Older and going to shows I took to professing my love of lyrics when an M.C. rocked dope rhymes. I yelled out, “lyrics, I love you,” because I truly did. I even became jealous years later of my former student’s dad (a fellow hip hop afficionado) who named his daughter, Lyric. Girlfriends and later my wife became upset with me when listening to music because I would stop the song and ask if they heard and understood what had just been spit. It broke up the continuity of the song and was a distraction, they said. To me though, that lyric could make the whole song. I would forever want more of that song, and maybe not so much the entire song, but that one line. Sometimes I listened, for example, simply because a lyric makes me laugh. Case in point is Riff Raff, who by no means was my or maybe even anybody’s "Rookie of the Year." But his lyrics on that joint, as always, were ridiculously funny. I appreciated the fact that he dropped a line about the Phoenix Suns and Dan Majerle. Although I doubt Dan Majerle would ever ride a strawberry Harley.

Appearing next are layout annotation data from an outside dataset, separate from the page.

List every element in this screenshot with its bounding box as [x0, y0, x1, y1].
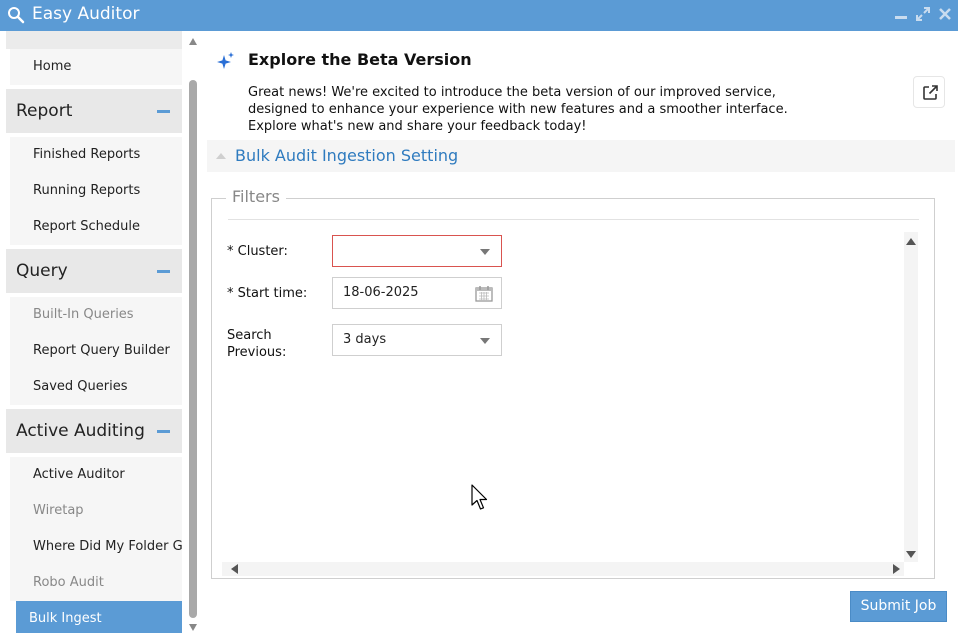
- search-previous-select[interactable]: 3 days: [332, 324, 502, 356]
- external-link-icon: [923, 85, 938, 100]
- filters-divider: [228, 219, 919, 220]
- collapse-icon[interactable]: [157, 270, 170, 273]
- sidebar-item-running-reports[interactable]: Running Reports: [10, 173, 182, 209]
- collapse-triangle-icon[interactable]: [216, 153, 226, 159]
- sidebar-item-report-schedule[interactable]: Report Schedule: [10, 209, 182, 245]
- sidebar-item-saved-queries[interactable]: Saved Queries: [10, 369, 182, 405]
- sidebar-scrollbar[interactable]: [187, 36, 199, 633]
- sidebar-item-report-query-builder[interactable]: Report Query Builder: [10, 333, 182, 369]
- scroll-down-arrow-icon[interactable]: [189, 624, 197, 631]
- banner-title: Explore the Beta Version: [248, 50, 472, 69]
- sidebar-item-active-auditor[interactable]: Active Auditor: [10, 457, 182, 493]
- search-previous-value: 3 days: [343, 332, 387, 347]
- sidebar-item-where-did-my-folder-go[interactable]: Where Did My Folder Go?: [10, 529, 182, 565]
- filters-horizontal-scrollbar[interactable]: [222, 562, 904, 576]
- sidebar-group-report[interactable]: Report: [6, 89, 182, 133]
- sidebar-item-wiretap[interactable]: Wiretap: [10, 493, 182, 529]
- chevron-down-icon: [480, 249, 490, 255]
- search-icon[interactable]: [7, 6, 25, 24]
- section-title: Bulk Audit Ingestion Setting: [235, 146, 459, 165]
- sidebar-group-label: Query: [16, 261, 68, 281]
- sidebar-item-bulk-ingest[interactable]: Bulk Ingest: [16, 601, 182, 633]
- bulk-audit-ingestion-section-header[interactable]: Bulk Audit Ingestion Setting: [207, 140, 955, 172]
- sidebar-group-label: Active Auditing: [16, 421, 145, 441]
- sidebar-nav: Home Report Finished Reports Running Rep…: [6, 31, 182, 633]
- collapse-icon[interactable]: [157, 110, 170, 113]
- app-title: Easy Auditor: [32, 4, 140, 24]
- cluster-label: * Cluster:: [227, 244, 288, 259]
- start-time-field[interactable]: 18-06-2025: [332, 277, 502, 309]
- close-icon[interactable]: [937, 6, 953, 22]
- scroll-up-arrow-icon[interactable]: [906, 238, 916, 245]
- filters-vertical-scrollbar[interactable]: [904, 232, 918, 562]
- scroll-up-arrow-icon[interactable]: [189, 38, 197, 45]
- sidebar-item-built-in-queries[interactable]: Built-In Queries: [10, 297, 182, 333]
- sidebar-item-finished-reports[interactable]: Finished Reports: [10, 137, 182, 173]
- scrollbar-thumb[interactable]: [189, 80, 197, 618]
- sidebar-top-strip: [6, 31, 182, 49]
- submit-job-button[interactable]: Submit Job: [850, 591, 947, 622]
- collapse-icon[interactable]: [157, 430, 170, 433]
- title-bar: Easy Auditor: [0, 0, 958, 31]
- sidebar-group-active-auditing[interactable]: Active Auditing: [6, 409, 182, 453]
- mouse-cursor-icon: [471, 484, 488, 510]
- calendar-icon[interactable]: [475, 285, 493, 302]
- sidebar-group-query[interactable]: Query: [6, 249, 182, 293]
- filters-content-area: [212, 230, 918, 562]
- sidebar-item-robo-audit[interactable]: Robo Audit: [10, 565, 182, 601]
- minimize-icon[interactable]: [893, 6, 909, 22]
- banner-message: Great news! We're excited to introduce t…: [248, 85, 788, 134]
- easy-auditor-window: Easy Auditor Home Report Finished Report…: [0, 0, 958, 633]
- sparkles-icon: [217, 52, 234, 69]
- scroll-left-arrow-icon[interactable]: [231, 564, 238, 574]
- search-previous-label-line2: Previous:: [227, 345, 287, 360]
- sidebar-group-label: Report: [16, 101, 73, 121]
- start-time-label: * Start time:: [227, 286, 308, 301]
- scroll-right-arrow-icon[interactable]: [893, 564, 900, 574]
- open-external-button[interactable]: [913, 76, 945, 108]
- cluster-select[interactable]: [332, 235, 502, 267]
- scroll-down-arrow-icon[interactable]: [906, 551, 916, 558]
- search-previous-label: Search: [227, 328, 272, 343]
- start-time-value: 18-06-2025: [343, 285, 419, 300]
- sidebar-item-home[interactable]: Home: [10, 49, 182, 85]
- maximize-icon[interactable]: [915, 6, 931, 22]
- filters-legend: Filters: [226, 187, 286, 206]
- chevron-down-icon: [480, 338, 490, 344]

I felt lyrics importance and meaning the year 2pac and Biggie died. I chuckled when Dogg Pound stomped New York City and sarcastically exclaimed New York was the big city of dreams. Mobb Deep’s rebuttal was especially hard hitting. Their lyics clowned Pac for getting shot and screaming “louder than an opera.” Those lyrics and many others started and fed a rivalry of coasts. Because I took sides based on the coast's music I liked more, it hurt me when Big died. His life, testified to in some of the best lyrics ever, was the dream. My life would be a success when I lived like the lyrics in Juicy.
Good thing I had other rappers to remind me that everything wasn’t what it seemed. Jeru tha Damaja told me I was “playin myself” trying to be a big willie. The Roots reaffirmed that the “principles of true hip hop had been forsaken.” I believed real rap lyrics would return to the radio in 1997 when Lord Tariq and Peter Gunz dropped from Uptown but upon one listen to that record I decided I was sorely mistaken. I vowed never to listen the radio even again.

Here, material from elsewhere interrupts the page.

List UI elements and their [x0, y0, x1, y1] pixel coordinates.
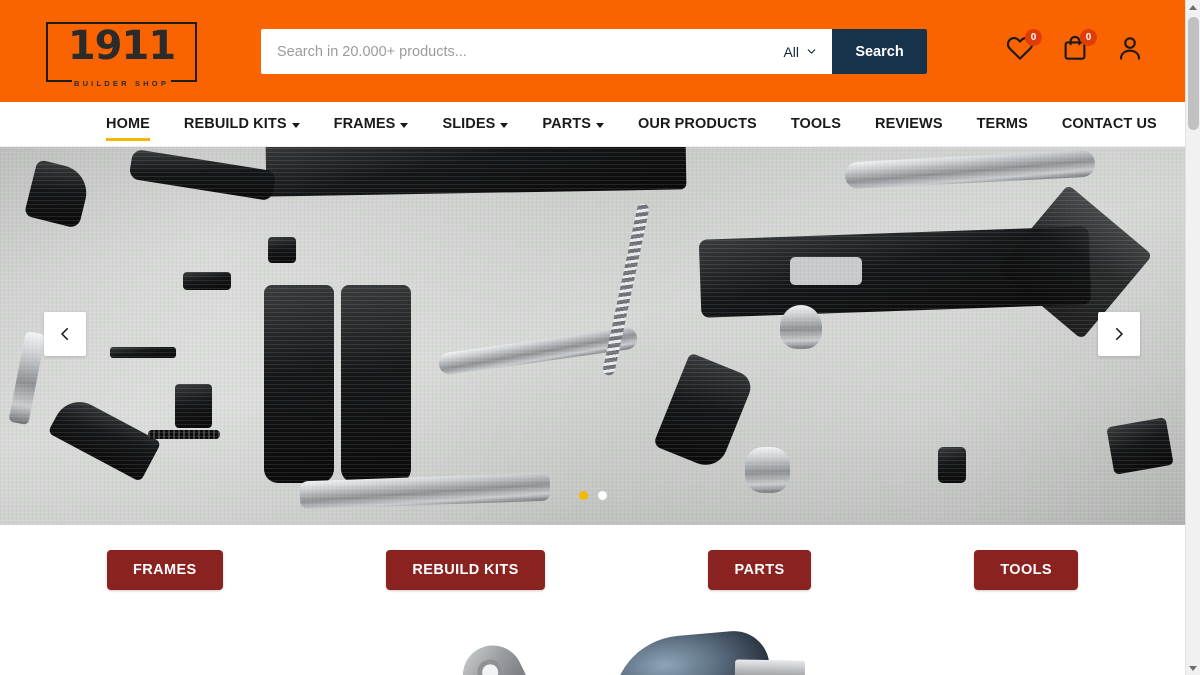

As I grew older I appreciated a more enlightened intelligent lyric and thought-provoking concept and again I fell in love. I sought music from the “underground.” I learned rappers came from everywhere. I could bump Living Legends from California, Oldominion from the northwest, Illogic from the midwest, Goodie Mob from the south, Sage Francis from Rhode Island, and even Canadian rappers like Buck 65. The lyrics I loved became more serious and more grown up. But I loved them nonetheless. Now I admit I love all different kinds of rap songs with a variety of lyrics. Beyond the blind adoration of my youth I can again listen to all types of lyrics and have a sense of who I am and appreciate rappers for who they are, not who I aspire to be. I love the honesty, the ridiculousness, the embellishing, the passion, and the things I still learn. I love lyrics because they’ve helped me live a full life. Now instead of taking a second look, I’d like to give back to the Arizona Hip Hop community and do what I can to promote and share with people the lyrics representing my hood.
For too long, I ignored the Arizona Hip Hop community. It's time to give back.
 An interesting side note about Riff Raff and lyrics is found at Rapgenuis.com, which is a site I personally love. (Another side note - Although I use to always visit ohhla.com, I now always frequent Rap Genuis.) If you go to Rapgenuis.com, Riff Raff explains his lyrics, which may come as a surprise becuase I'm pretty sure he was just rhyming random words - which is totally fine by me. The fact that a rapper like Riff Raff can "explain" his lyrics illustrates one of the reasons why lyrics are so important – they represent someone’s life (even if it is someone who has numerous logos tattooed on their body), they represent a human's thoughts and beliefs for us all to consume.